Cover Photo: The Cray 2 Supercomputer | NASA (Public Domain)
As a young boy, I would wake up early on Saturday morning and ignore the cartoon-laden television. Instead, I would run down a flight of stairs to my parents’ basement and climb a bar stool to reach the object of my desire: A Radio Shack TRS-80 personal computer. With my feet dangling over the side of the seat, I would flash up the silver and black monstrosity to play a game called ‘Zork’ – one of the few games available at the time.
Created by a couple of guys at the Massachusetts Institute of Technology (MIT) in the late 1970s, Zork was a text-based, choose-your-own-adventure that took the player through a world of dungeons and dragons. For a three-year-old boy, it both sparked my imagination and inspired me to learn to read. (Play it yourself by clicking here.)

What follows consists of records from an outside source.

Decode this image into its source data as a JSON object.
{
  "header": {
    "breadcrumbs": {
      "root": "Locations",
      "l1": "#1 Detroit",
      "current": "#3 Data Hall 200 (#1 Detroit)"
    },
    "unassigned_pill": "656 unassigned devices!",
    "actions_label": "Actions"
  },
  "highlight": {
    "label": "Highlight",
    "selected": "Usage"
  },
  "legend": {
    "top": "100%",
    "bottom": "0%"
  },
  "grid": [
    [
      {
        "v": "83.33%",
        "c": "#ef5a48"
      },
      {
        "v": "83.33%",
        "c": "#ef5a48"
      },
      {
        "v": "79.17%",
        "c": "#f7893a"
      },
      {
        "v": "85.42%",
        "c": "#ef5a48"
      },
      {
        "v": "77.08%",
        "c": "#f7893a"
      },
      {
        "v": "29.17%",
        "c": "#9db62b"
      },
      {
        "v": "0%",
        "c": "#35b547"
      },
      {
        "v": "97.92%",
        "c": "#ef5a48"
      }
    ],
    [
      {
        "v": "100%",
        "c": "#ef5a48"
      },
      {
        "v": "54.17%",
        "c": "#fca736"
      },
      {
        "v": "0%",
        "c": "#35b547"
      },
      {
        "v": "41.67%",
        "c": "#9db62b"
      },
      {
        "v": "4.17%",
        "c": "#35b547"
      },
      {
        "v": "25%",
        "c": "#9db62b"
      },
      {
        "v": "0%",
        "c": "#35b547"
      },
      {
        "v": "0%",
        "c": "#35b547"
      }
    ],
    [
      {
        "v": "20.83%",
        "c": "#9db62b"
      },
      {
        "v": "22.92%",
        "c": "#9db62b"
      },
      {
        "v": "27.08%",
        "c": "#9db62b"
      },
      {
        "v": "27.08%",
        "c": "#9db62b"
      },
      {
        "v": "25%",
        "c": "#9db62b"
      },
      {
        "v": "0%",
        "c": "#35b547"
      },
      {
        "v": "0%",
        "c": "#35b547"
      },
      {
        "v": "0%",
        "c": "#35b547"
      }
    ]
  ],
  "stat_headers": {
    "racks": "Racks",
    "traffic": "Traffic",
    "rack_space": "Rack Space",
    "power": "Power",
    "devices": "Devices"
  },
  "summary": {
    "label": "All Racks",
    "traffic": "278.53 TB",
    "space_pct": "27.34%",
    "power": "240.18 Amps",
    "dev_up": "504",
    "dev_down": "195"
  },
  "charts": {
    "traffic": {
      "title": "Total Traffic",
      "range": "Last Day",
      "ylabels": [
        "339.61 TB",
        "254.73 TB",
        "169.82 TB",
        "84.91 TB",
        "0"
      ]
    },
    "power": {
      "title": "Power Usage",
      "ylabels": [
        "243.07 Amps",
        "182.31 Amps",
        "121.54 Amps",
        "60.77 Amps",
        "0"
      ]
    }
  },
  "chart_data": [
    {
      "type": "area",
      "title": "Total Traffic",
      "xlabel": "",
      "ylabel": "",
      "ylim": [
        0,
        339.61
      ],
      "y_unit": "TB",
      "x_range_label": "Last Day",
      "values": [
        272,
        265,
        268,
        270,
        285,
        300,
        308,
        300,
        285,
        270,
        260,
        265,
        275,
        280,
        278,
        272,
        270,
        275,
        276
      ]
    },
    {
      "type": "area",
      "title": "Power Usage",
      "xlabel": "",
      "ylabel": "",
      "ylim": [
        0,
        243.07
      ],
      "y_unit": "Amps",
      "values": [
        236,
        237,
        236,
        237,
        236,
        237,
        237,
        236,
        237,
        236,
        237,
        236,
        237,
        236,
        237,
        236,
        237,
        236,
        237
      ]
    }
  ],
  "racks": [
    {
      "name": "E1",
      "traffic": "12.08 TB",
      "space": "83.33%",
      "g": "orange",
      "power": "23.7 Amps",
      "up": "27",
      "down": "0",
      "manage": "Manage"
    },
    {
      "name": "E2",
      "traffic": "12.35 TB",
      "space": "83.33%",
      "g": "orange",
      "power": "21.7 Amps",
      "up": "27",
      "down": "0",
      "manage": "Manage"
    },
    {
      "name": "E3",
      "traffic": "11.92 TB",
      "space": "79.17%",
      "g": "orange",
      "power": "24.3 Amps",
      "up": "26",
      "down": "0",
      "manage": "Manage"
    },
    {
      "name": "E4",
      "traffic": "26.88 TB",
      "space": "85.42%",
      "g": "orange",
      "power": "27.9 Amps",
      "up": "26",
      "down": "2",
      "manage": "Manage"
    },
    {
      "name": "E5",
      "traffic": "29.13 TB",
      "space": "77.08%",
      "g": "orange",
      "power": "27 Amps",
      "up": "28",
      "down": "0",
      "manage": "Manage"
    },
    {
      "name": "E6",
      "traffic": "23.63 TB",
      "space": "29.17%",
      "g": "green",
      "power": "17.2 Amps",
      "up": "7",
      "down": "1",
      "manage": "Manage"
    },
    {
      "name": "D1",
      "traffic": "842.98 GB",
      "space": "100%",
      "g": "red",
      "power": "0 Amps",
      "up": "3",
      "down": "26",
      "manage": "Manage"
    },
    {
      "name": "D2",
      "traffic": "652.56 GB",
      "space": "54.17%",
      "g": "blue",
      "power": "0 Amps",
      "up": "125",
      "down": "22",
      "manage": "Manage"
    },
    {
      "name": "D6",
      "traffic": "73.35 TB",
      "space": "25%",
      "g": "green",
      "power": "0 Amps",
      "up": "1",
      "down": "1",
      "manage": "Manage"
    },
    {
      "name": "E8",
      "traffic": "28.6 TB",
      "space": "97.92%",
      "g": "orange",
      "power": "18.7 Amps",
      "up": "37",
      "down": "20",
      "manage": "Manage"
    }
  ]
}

The staggering takeaway is that I was able to play Zork on a TRS-80 running on only 4 kilobytes of Random Access Memory (RAM). In contrast, today’s Apple computers are offering 8 gigabytes of RAM, or 8 million times more than the TRS-80. The phones in our pockets would be considered supercomputers just a few decades ago.
Solace can be found in this rate of technological progress, especially at a time when so much in the world seems to be regressing. Faster, more powerful computers will be able to bring new understanding to weather forecasting and climate change, medical diagnosis, robotics, and may even help us design new systems of governance and economics.

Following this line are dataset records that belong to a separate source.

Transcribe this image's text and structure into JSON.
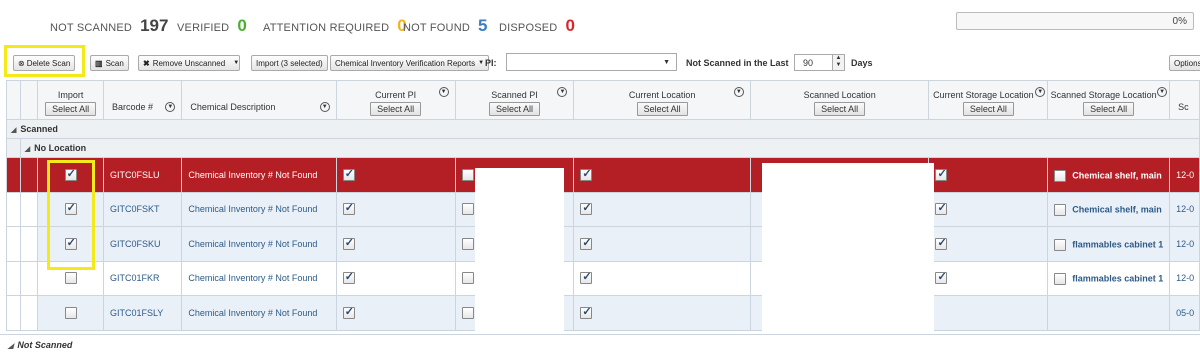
{
  "stats": [
    {
      "label": "NOT SCANNED",
      "value": "197",
      "color": "#444444"
    },
    {
      "label": "VERIFIED",
      "value": "0",
      "color": "#4caf33"
    },
    {
      "label": "ATTENTION REQUIRED",
      "value": "0",
      "color": "#f0b419"
    },
    {
      "label": "NOT FOUND",
      "value": "5",
      "color": "#3a7fc2"
    },
    {
      "label": "DISPOSED",
      "value": "0",
      "color": "#d6282a"
    }
  ],
  "progress": {
    "text": "0%",
    "fraction": 0
  },
  "toolbar": {
    "delete_scan": "Delete Scan",
    "scan": "Scan",
    "remove_unscanned": "Remove Unscanned",
    "import_selected": "Import (3 selected)",
    "reports": "Chemical Inventory Verification Reports",
    "pi_label": "PI:",
    "pi_value": "",
    "not_scanned_label": "Not Scanned in the Last",
    "days_value": "90",
    "days_label": "Days",
    "options": "Options"
  },
  "columns": {
    "import": "Import",
    "barcode": "Barcode #",
    "description": "Chemical Description",
    "current_pi": "Current PI",
    "scanned_pi": "Scanned PI",
    "current_location": "Current Location",
    "scanned_location": "Scanned Location",
    "current_storage": "Current Storage Location",
    "scanned_storage": "Scanned Storage Location",
    "sc": "Sc",
    "select_all": "Select All"
  },
  "groups": {
    "scanned": "Scanned",
    "no_location": "No Location",
    "not_scanned": "Not Scanned"
  },
  "rows": [
    {
      "barcode": "GITC0FSLU",
      "description": "Chemical Inventory # Not Found",
      "import": true,
      "current_pi": true,
      "current_location": true,
      "current_storage": true,
      "storage": "Chemical shelf, main",
      "date": "12-0"
    },
    {
      "barcode": "GITC0FSKT",
      "description": "Chemical Inventory # Not Found",
      "import": true,
      "current_pi": true,
      "current_location": true,
      "current_storage": true,
      "storage": "Chemical shelf, main",
      "date": "12-0"
    },
    {
      "barcode": "GITC0FSKU",
      "description": "Chemical Inventory # Not Found",
      "import": true,
      "current_pi": true,
      "current_location": true,
      "current_storage": true,
      "storage": "flammables cabinet 1",
      "date": "12-0"
    },
    {
      "barcode": "GITC01FKR",
      "description": "Chemical Inventory # Not Found",
      "import": false,
      "current_pi": true,
      "current_location": true,
      "current_storage": true,
      "storage": "flammables cabinet 1",
      "date": "12-0"
    },
    {
      "barcode": "GITC01FSLY",
      "description": "Chemical Inventory # Not Found",
      "import": false,
      "current_pi": true,
      "current_location": true,
      "current_storage": false,
      "storage": "",
      "date": "05-0"
    }
  ],
  "highlight_color": "#f4ea1a",
  "selected_row_color": "#b41e25"
}
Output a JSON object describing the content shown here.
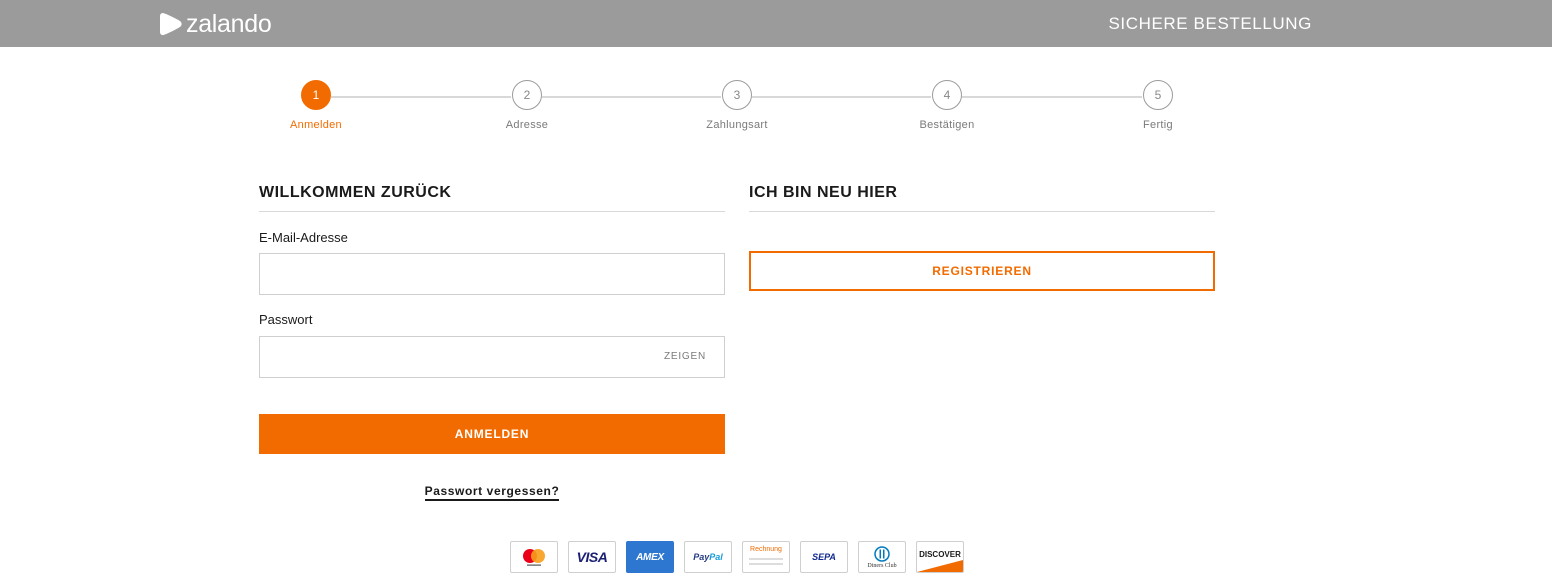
{
  "header": {
    "logo_text": "zalando",
    "secure_order": "SICHERE BESTELLUNG",
    "colors": {
      "bar": "#9b9b9b",
      "text": "#ffffff"
    }
  },
  "steps": [
    {
      "number": "1",
      "label": "Anmelden",
      "active": true
    },
    {
      "number": "2",
      "label": "Adresse",
      "active": false
    },
    {
      "number": "3",
      "label": "Zahlungsart",
      "active": false
    },
    {
      "number": "4",
      "label": "Bestätigen",
      "active": false
    },
    {
      "number": "5",
      "label": "Fertig",
      "active": false
    }
  ],
  "login": {
    "title": "WILLKOMMEN ZURÜCK",
    "email_label": "E-Mail-Adresse",
    "email_value": "",
    "password_label": "Passwort",
    "password_value": "",
    "show_label": "ZEIGEN",
    "submit_label": "ANMELDEN",
    "forgot_label": "Passwort vergessen?"
  },
  "register": {
    "title": "ICH BIN NEU HIER",
    "button_label": "REGISTRIEREN"
  },
  "payment_methods": {
    "visa": "VISA",
    "amex": "AMEX",
    "paypal_a": "Pay",
    "paypal_b": "Pal",
    "invoice": "Rechnung",
    "sepa": "SEPA",
    "diners": "Diners Club",
    "discover": "DISCOVER",
    "icons": [
      "mastercard-icon",
      "visa-icon",
      "amex-icon",
      "paypal-icon",
      "rechnung-icon",
      "sepa-icon",
      "diners-club-icon",
      "discover-icon"
    ]
  },
  "colors": {
    "accent": "#f26b00",
    "border": "#cfcfcf",
    "divider": "#d8d8d8"
  }
}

We must sustain this momentum. A positive future depends upon it.
Hope for continued advancement in computing power, and in particular, supercomputers, can be found in the pressure cooker of international relations. Competition among nation-states has long been a powerful catalyst for progress. Much as the Soviet satellite ‘Sputnik’ zipping across the sky helped motivate a new generation of scientists, the national quest to build the world’s most powerful supercomputer is accelerating demand for science, technology, engineering and math (STEM) research.
Japan recently began soliciting bids to build the world’s fastest supercomputer by 2018. This new machine would have a processing power of 130 quadrillion calculations per second, or 130 petaflops, and would cause Japan to leapfrog past China – the current world record holder for the world’s fastest supercomputer at 93 petaflops. At a cost of US$173 million, the new supercomputer would temporarily put Japan in first place. However, the U.S. has indicated that it will attempt to reclaim the title in 2018 by unveiling a machine with a speed of 200 petaflops.
While the rise of anti-science and anti-intellectual forces in the United States seems to portent a slowing of technological progress, we can take some comfort in knowing that the rest of the world will only accelerate their basic scientific research to gain an advantage in a multi-polar world. These technological advances will diffuse across national borders, raising the wealth tide for most ships of state.
Progress is made under pressure. A supercomputer arms race between nation states may be just what we need for continued advancement and prosperity. Bring on the exaflops.